My first job (as I told you) was impersonating one of the Manlander police; my most recent one was taking the place of a Manlander diplomat for eighteen months in a primitive patriarchy on an alternate Earth. Oh yes, the Men also have probability-travel, or rather they have it through us; we run the routine operations for them. So far has corruption progressed! With my silver hair, my silver eyes, and my skin artificially darkened to make me look even stranger to the savages, I was presented as a Prince of Faery, and in that character I lived in a dank stone castle with ghastly sanitary arrangements and worse beds for a year and a half. A place that would make your hair stand on end.

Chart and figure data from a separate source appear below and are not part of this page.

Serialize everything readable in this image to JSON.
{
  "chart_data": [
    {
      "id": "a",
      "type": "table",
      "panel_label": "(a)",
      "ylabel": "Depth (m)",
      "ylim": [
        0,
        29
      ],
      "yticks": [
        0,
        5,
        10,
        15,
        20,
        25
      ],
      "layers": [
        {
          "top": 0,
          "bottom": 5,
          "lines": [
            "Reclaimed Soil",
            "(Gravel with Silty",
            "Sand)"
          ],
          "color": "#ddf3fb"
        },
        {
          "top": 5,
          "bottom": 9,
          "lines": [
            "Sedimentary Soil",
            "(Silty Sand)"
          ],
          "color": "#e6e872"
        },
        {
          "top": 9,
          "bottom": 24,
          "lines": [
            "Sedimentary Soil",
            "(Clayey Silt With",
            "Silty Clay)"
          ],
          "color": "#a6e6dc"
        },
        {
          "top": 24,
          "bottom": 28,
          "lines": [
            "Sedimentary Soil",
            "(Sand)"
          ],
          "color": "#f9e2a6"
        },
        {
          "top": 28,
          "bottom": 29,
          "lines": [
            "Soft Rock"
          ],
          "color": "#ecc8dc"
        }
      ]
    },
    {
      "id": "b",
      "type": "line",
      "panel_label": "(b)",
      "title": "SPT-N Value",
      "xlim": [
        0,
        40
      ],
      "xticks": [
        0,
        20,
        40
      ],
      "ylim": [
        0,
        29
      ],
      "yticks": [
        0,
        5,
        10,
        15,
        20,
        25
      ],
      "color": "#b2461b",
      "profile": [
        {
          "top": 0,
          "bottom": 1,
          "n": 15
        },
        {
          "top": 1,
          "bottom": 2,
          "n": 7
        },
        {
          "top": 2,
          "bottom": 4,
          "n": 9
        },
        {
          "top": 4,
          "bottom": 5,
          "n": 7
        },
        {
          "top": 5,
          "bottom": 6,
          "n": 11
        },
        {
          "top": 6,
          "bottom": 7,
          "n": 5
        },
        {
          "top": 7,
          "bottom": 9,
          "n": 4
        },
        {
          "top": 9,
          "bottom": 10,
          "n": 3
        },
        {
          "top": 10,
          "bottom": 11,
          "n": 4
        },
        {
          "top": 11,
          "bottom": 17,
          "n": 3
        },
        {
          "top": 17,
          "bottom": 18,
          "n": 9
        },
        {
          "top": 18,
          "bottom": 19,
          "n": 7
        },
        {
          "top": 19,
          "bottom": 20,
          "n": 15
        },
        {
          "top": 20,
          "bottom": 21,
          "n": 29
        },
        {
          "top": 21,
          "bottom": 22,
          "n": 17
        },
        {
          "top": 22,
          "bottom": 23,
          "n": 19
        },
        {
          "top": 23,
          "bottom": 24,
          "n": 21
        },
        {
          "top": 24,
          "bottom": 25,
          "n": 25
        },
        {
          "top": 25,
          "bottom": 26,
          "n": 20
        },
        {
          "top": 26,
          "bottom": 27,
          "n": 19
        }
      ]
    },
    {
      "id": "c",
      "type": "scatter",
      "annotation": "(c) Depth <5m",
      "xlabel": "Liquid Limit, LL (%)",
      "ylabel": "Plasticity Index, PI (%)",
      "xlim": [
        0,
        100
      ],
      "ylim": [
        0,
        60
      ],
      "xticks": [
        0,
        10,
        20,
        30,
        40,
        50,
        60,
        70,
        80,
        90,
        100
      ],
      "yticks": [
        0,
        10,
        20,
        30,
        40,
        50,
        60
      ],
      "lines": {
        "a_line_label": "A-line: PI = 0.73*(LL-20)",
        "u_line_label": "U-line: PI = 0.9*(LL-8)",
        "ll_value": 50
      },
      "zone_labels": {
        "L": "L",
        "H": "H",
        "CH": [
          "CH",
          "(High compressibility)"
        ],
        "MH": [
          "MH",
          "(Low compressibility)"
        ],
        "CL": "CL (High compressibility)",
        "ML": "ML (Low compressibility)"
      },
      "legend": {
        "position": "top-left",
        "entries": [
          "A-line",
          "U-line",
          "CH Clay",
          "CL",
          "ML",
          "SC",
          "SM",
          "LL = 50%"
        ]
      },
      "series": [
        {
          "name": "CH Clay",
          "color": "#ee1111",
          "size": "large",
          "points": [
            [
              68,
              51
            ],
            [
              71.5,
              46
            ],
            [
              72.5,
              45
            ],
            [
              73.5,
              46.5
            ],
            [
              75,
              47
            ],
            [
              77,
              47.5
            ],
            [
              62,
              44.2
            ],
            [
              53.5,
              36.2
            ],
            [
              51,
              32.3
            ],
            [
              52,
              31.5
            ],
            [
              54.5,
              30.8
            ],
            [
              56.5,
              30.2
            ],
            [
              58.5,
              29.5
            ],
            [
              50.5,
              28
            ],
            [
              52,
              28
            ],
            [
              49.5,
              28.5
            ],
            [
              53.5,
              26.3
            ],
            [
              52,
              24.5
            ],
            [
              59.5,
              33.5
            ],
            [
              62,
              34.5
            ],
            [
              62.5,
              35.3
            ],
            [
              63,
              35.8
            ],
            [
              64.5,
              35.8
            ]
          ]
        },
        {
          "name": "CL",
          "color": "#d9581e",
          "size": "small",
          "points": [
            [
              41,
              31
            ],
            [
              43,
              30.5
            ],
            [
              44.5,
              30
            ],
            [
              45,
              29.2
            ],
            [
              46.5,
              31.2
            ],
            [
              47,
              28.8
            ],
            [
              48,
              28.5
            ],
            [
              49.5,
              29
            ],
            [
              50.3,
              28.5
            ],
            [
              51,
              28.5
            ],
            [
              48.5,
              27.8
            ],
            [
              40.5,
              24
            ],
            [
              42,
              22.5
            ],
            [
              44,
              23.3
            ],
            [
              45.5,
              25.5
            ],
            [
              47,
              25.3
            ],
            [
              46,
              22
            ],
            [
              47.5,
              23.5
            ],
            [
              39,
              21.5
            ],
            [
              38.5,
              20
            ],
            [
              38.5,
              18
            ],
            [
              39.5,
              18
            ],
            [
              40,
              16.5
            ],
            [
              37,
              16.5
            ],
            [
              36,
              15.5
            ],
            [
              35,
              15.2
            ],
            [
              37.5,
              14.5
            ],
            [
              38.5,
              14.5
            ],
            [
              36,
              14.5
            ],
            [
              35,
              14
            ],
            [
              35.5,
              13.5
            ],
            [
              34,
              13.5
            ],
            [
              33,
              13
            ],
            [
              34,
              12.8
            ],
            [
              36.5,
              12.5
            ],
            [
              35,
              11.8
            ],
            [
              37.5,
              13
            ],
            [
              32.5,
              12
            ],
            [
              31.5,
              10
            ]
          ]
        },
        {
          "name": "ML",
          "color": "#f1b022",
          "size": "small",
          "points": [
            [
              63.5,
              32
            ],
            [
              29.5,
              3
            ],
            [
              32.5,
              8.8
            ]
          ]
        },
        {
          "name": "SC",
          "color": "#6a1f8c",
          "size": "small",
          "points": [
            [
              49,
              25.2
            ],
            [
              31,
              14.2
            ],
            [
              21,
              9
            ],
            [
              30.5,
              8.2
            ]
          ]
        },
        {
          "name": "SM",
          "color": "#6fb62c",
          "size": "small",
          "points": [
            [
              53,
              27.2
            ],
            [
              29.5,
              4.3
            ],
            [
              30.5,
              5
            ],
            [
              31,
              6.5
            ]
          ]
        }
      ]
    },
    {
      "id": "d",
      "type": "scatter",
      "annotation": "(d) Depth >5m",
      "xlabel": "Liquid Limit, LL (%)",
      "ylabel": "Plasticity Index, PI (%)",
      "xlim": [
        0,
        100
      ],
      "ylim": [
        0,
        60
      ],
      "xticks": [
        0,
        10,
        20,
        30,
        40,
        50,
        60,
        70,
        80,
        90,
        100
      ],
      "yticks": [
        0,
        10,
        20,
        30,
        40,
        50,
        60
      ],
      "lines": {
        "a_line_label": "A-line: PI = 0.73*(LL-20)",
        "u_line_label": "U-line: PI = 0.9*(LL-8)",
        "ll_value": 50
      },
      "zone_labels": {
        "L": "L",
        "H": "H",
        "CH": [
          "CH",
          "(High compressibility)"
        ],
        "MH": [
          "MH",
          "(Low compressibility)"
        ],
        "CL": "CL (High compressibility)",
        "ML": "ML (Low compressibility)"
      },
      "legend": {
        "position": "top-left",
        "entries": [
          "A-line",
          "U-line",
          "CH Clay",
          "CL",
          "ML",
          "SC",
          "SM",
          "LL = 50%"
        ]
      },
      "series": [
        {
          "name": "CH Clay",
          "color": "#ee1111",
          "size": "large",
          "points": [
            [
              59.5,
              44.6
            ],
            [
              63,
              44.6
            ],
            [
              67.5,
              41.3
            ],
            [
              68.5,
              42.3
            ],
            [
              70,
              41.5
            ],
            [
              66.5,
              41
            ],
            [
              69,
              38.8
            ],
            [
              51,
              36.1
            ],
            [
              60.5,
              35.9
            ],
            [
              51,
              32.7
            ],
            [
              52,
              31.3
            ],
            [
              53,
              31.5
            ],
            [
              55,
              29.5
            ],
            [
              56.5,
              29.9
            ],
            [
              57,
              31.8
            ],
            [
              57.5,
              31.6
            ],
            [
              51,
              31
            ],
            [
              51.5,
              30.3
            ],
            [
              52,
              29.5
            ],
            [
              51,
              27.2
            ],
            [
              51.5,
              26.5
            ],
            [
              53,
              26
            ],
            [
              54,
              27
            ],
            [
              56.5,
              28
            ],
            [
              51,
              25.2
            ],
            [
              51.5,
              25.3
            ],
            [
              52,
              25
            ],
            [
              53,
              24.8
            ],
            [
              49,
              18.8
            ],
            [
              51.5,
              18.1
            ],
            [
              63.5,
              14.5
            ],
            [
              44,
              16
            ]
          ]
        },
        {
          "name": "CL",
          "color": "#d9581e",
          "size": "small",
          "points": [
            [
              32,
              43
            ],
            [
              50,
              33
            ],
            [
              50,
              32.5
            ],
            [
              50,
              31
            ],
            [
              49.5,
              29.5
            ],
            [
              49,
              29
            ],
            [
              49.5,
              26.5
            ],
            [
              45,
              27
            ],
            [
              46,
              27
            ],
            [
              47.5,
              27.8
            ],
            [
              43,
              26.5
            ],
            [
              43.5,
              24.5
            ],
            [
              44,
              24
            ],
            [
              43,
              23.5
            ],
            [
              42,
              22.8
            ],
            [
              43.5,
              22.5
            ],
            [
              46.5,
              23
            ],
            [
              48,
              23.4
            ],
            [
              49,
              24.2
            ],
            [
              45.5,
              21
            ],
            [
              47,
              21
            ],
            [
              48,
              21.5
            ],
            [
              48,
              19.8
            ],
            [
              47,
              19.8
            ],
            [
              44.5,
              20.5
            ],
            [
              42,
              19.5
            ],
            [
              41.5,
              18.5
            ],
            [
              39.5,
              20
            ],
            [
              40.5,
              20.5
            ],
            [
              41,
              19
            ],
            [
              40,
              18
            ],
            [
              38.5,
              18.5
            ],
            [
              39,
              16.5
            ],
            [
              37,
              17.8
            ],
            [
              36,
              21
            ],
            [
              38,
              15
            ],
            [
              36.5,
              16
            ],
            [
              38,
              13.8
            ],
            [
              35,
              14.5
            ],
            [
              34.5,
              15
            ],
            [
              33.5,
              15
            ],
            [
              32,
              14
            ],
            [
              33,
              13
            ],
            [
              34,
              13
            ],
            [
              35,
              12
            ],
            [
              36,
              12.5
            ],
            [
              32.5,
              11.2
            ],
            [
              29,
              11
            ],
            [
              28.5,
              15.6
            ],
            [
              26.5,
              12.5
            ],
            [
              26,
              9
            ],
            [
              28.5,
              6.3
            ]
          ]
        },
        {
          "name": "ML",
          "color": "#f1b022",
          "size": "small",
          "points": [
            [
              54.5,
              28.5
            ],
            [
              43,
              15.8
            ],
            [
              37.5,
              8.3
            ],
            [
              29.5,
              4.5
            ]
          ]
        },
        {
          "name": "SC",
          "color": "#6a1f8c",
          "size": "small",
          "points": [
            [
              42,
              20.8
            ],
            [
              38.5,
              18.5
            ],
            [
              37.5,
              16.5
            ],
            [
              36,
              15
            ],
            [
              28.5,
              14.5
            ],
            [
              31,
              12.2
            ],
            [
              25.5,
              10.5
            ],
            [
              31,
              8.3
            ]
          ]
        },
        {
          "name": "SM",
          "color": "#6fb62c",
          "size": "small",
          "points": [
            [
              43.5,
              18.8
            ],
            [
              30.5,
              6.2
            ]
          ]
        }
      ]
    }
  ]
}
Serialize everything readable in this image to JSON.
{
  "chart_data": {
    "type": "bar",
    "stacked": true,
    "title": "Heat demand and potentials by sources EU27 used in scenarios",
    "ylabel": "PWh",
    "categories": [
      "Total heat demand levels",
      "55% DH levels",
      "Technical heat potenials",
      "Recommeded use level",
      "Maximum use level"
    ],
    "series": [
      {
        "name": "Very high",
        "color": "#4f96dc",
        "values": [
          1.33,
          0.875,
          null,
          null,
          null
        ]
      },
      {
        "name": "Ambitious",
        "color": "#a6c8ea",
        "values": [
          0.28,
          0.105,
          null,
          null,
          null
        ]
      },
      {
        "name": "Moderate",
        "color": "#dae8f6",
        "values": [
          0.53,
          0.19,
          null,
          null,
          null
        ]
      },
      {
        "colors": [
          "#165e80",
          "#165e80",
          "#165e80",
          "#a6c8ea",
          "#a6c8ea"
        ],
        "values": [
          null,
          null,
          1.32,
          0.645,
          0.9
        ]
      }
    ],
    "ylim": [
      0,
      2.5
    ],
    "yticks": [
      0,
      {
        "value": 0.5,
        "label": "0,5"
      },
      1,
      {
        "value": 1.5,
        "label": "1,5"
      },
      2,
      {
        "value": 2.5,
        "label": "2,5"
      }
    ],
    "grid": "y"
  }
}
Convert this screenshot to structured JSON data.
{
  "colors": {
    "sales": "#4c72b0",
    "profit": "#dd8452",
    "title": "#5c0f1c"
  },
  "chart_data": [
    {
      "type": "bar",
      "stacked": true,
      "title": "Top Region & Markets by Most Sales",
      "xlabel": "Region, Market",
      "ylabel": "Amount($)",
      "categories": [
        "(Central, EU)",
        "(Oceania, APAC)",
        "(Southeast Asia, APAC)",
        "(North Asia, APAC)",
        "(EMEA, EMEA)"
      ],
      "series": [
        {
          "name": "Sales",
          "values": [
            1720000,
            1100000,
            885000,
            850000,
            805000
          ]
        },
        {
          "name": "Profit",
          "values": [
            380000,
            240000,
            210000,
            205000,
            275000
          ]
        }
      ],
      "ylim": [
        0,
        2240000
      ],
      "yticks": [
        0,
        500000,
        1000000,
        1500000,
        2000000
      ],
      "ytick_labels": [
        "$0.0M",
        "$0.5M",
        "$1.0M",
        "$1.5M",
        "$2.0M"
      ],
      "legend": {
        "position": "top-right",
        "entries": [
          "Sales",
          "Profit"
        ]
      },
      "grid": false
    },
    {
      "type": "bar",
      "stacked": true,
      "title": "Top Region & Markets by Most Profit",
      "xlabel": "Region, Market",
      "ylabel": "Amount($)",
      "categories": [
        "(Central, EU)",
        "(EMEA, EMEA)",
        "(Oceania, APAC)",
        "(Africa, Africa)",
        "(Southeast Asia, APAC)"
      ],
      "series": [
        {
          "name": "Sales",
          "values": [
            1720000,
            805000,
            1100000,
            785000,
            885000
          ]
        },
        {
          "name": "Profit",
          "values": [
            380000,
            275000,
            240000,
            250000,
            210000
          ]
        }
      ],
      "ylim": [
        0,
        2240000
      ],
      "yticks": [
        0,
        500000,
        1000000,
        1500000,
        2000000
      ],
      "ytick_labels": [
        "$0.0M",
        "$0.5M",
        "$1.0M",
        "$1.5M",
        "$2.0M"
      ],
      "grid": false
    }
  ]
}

Jeannine must stop looking so skeptical—please reflect that some societies stylize their adult roles to such a degree that a giraffe could pass for a man, espe
cially with seventy-seven layers of clothes on, and a barbarian prudery that keeps you from ever taking them off. They were impossible people. I used to make up stories about the Faery women; once I killed a man because he said something obscene about the Faery women. Think of that! You must imagine me as the quiet, serene Christian among the pagans, the courteous magician among the blunt men-o’-war, the overcivilized stranger (possibly a Demon because he was understood to have no beard) who spoke softly and never accepted challenges, but who was not afraid of anything under Heaven and who had a grip of steel. And so on. Oh, those cold baths! And the endless joking about how they weren’t queer, by God! And the bellicosity, the continual joshing that catches in your skin like thorns and exasperates you almost to murder, and the constant fingering of sex and womankind with its tragic, pitiable bafflement and its even worse bragging; and last of all the perpetual losing battle with fear, the constant unloading of anxious weaknesses on to others (and their consequent enraged fury) as if fear and weakness were not the best guides we human beings ever had! Oh, it was rich! When they found that not a knight in the Men’s House could lay a hand on me, they begged for instruction; I had half the warriors of the mead-hall doing elementary ballet under the mistaken impression that they were learning ju-jitsu. They may be doing it still. It made them sweat enough and it’s my signature, plain as day, to the whole bloody universe and any Manlander who turns up there again.
A barbarian woman fell in love with me. It’s terrible to see that slavishness in someone else’s eyes, feel that halo she puts around you, and know from your own person the nature of that eager deference men so often perceive as admiration. Validate me! she cried. Justify me! Raise me up! Save me from the others! ("I am his wife,” she says, turning the mystic ring round and round on her finger, “I am his wife.") So somewhere I have a kind of widow. I used to talk to her sensibly, as no man ever had before, I think. I tried to take her back with me, but couldn’t get authorization for her. Somewhere out there is a murderess as rosy and single-minded as I, if we could only get to her.